Now, to make the case plainer than ever, the Saudi ambassador to Britain has penned an uncompromising editorial in The New York Times appealing directly to the US public. Mohammed bin Nawaf bin Abdulaziz al Saud writes wistfully of decades of friendship with “our Western partners” – for which read the US and, to a lesser extent, Britain – and bemoans policies on both Syria and Iran which “risk the stability and security of the Middle East”. Responsibilities have been shirked and extremism allowed to flourish, the diplomat claims.

It is no surprise that Riyadh is increasingly desperate. Not because, as Prince Nawaf notes, there have been more than 100,000 civilian deaths. Or because, as another senior Saudi Prince averred last weekend, President Obama talked about “red lines” on the use of chemical weapons and then failed to act. Rather, because Saudi Arabia considers Syria a proxy war with Iran – and wants the US, and the rest of the world, to lend a hand.

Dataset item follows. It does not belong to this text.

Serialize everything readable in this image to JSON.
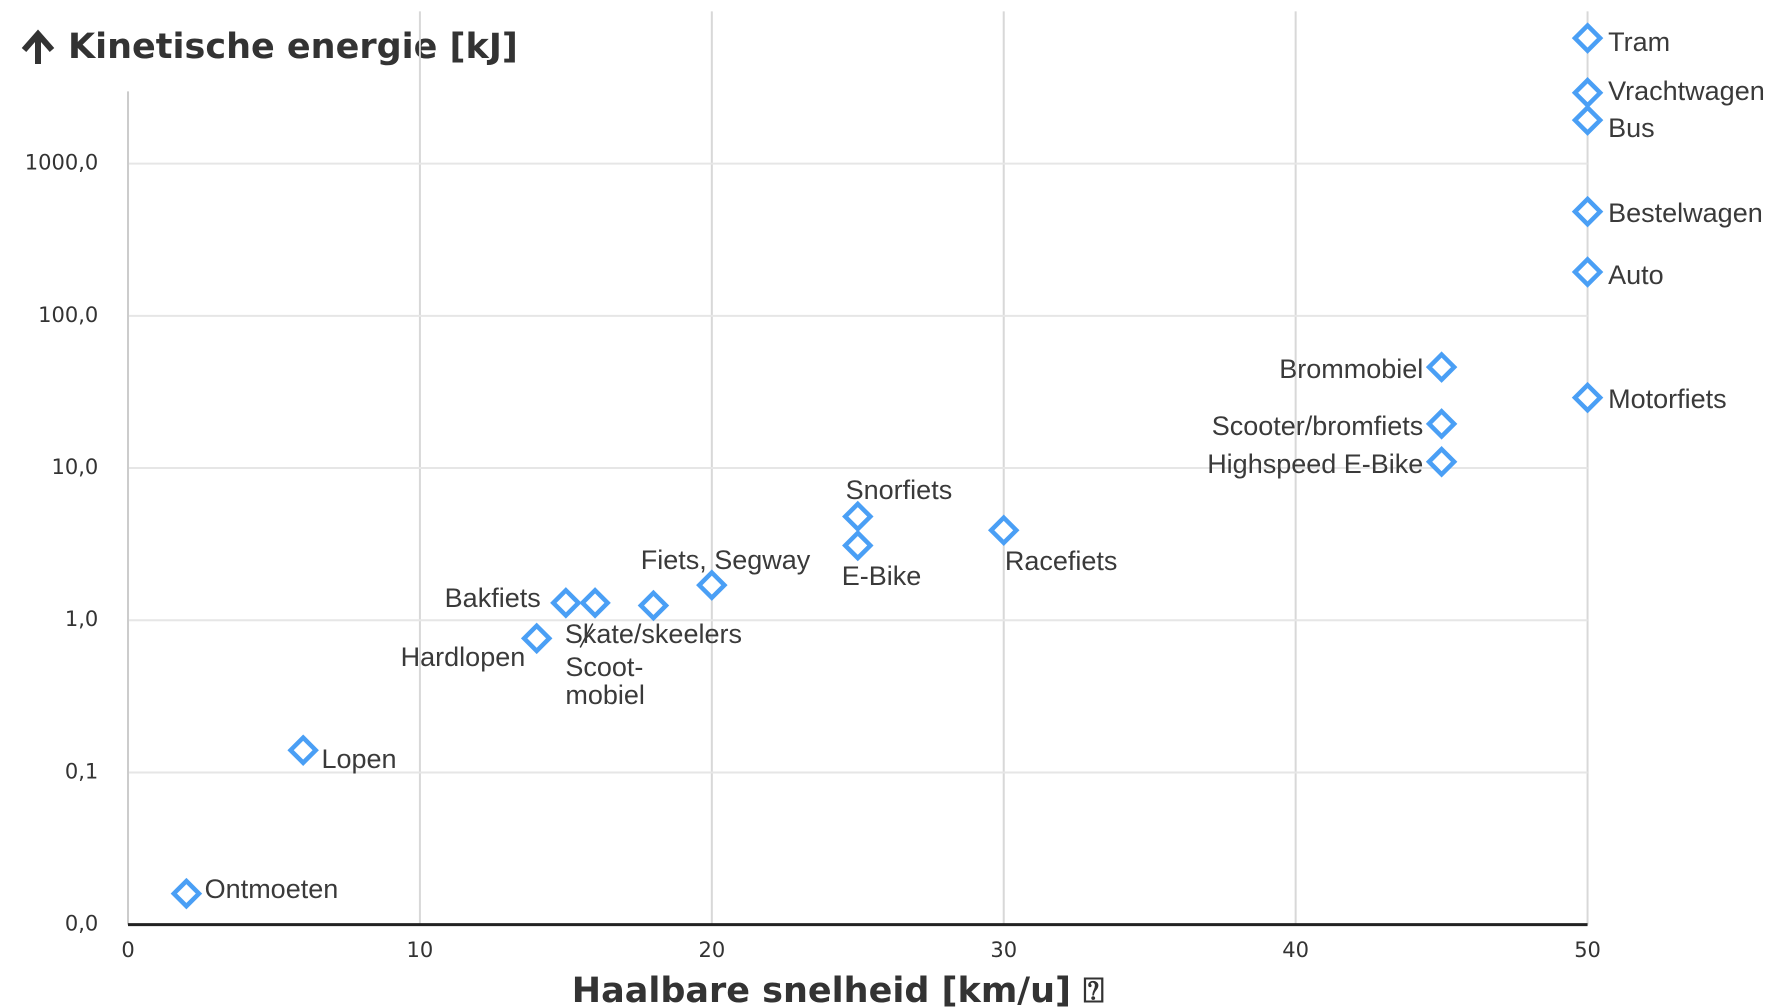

Here, indeed, is the rub. If Washington’s policy on Syria is problematic, the prospect of a deal with Iran on curbing its nuclear ambitions is even more so. Never mind that it is entirely in Riyadh’s interests that Tehran’s weapons programme be controlled. And never mind that a deal, if it can be agreed and enforced, is a more certain – not to mention humane – solution than is war. An agreement gives the Islamic Republic a new legitimacy that is anathema to its regional rival.

There are many reasons for caution in the Middle East. Saudi Arabia’s blustering promotions of its own agenda are not one of them.